Libby at LMLM Crochet walks through the whole pattern in real time. If you've made any other amigurumi - even something as simple as our crochet sphere - you already know every stitch you need. The flower on top is just a magic ring with six petals.
What you'll need
The version in the video uses Stylecraft Special DK in green plus a small amount of contrast yarn for the flower, worked on a 3.75 mm hook. A 3.5 mm or 4 mm hook is fine - just keep the stitches tight enough that the stuffing won't show through. You'll also need a yarn needle, scissors, polyester fiberfill, and one small terracotta pot per cactus.
Safety eyes and an embroidered smile are optional. Skip them and you get a chic plant-looking cactus. Add them and you get the kawaii Pinterest-aesthetic version with a tiny face. The bare-shape and the face version photograph equally well grouped together.
Stitch abbreviations
The pattern uses standard US crochet terms:
- ch - chain
- sc - single crochet
- slst - slip stitch
- BLO - back loop only (the loop of the V furthest from you)
- MR - magic ring (used for the flower - see our magic ring walkthrough)
Why the back-loop trick matters
When you single crochet through both loops (the normal way), the fabric is smooth on both sides.

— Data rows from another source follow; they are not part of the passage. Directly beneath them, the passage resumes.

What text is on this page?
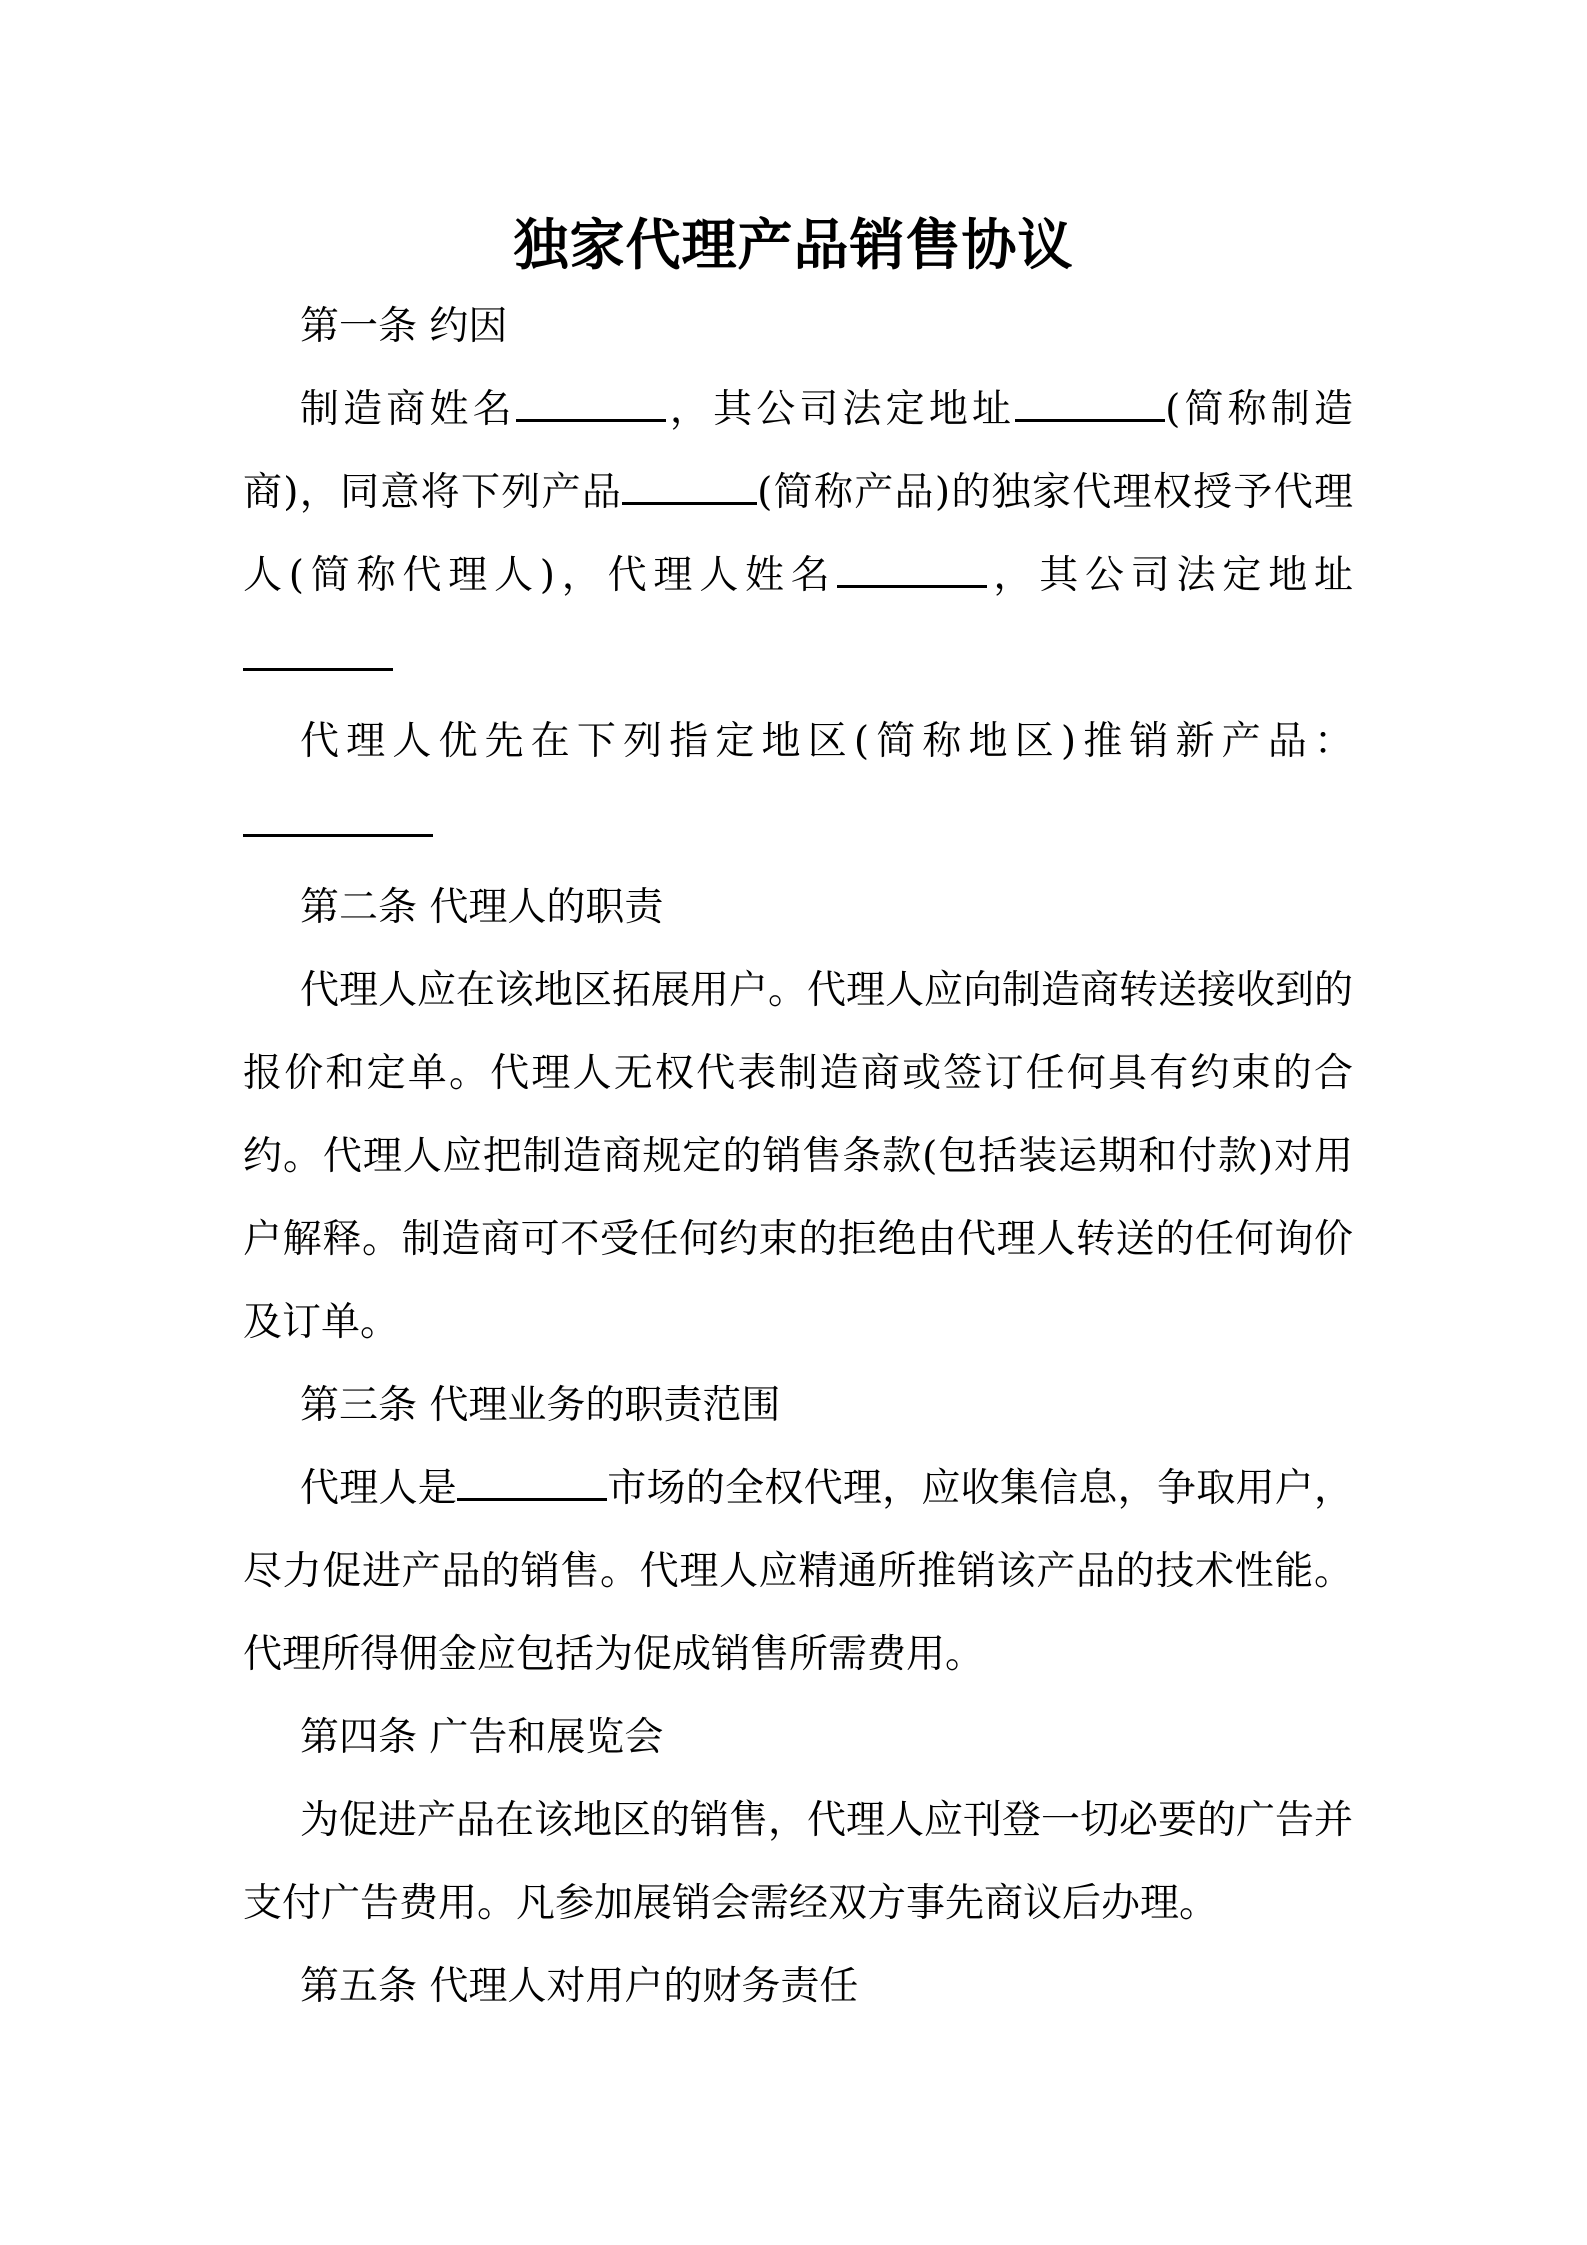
独家代理产品销售协议

第一条 约因

制造商姓名	，其公司法定地址	(简称制造商)，同意将下列产品	(简称产品)的独家代理权授予代理人(简称代理人)，代理人姓名	，其公司法定地址

代理人优先在下列指定地区(简称地区)推销新产品：

第二条 代理人的职责

代理人应在该地区拓展用户。代理人应向制造商转送接收到的报价和定单。代理人无权代表制造商或签订任何具有约束的合约。代理人应把制造商规定的销售条款(包括装运期和付款)对用户解释。制造商可不受任何约束的拒绝由代理人转送的任何询价及订单。

第三条 代理业务的职责范围

代理人是	市场的全权代理，应收集信息，争取用户，尽力促进产品的销售。代理人应精通所推销该产品的技术性能。代理所得佣金应包括为促成销售所需费用。

第四条 广告和展览会

为促进产品在该地区的销售，代理人应刊登一切必要的广告并支付广告费用。凡参加展销会需经双方事先商议后办理。

第五条 代理人对用户的财务责任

When you single crochet through only the back loop, the unused front loop stays as a visible horizontal bar. Because you turn your work every row, those bars line up into vertical columns once you fold the rectangle into a tube. That's what gives the finished cactus its ribbed, pleated look without doing anything fancy.
Variations to try
Once you've made one, the same construction scales to a whole shelf of variants:
- Barrel cactus - chain 12 instead of 19 for a shorter, rounder shape. Stuff fully for the ball look.
- Saguaro - make a tall main cactus, then a smaller second piece and sew it on as an arm. Bend the arm upward before securing.
- Prickly pear - work two short pieces and sew them together at an angle to form the paddle shape.
- Flowering cactus - add one, three, or six tiny magic-ring flowers around the top instead of just one. Pink, white, and yellow all work.
More amigurumi animals and plants to try next
Every amigurumi project on the site starts from the same handful of stitches. Once you're comfortable with single crochet, magic rings, and basic increases, you can make any of these in an afternoon:
Tips before you start
Cut a much longer tail than you think you need when you finish the green panel. You'll use it to drawstring the top closed, sew the long side seam, and drawstring the bottom. Running out partway through and having to attach more yarn is annoying.
Save your scrap green yarn. The drawstring at the bottom of the cactus rarely closes all the way, and a few extra random stitches across the hole make it disappear inside the pot.
For the most photogenic display, group three or more cacti of different shapes and flower colors in matching terracotta pots. One looks cute. A cluster looks like a styled plant shelf.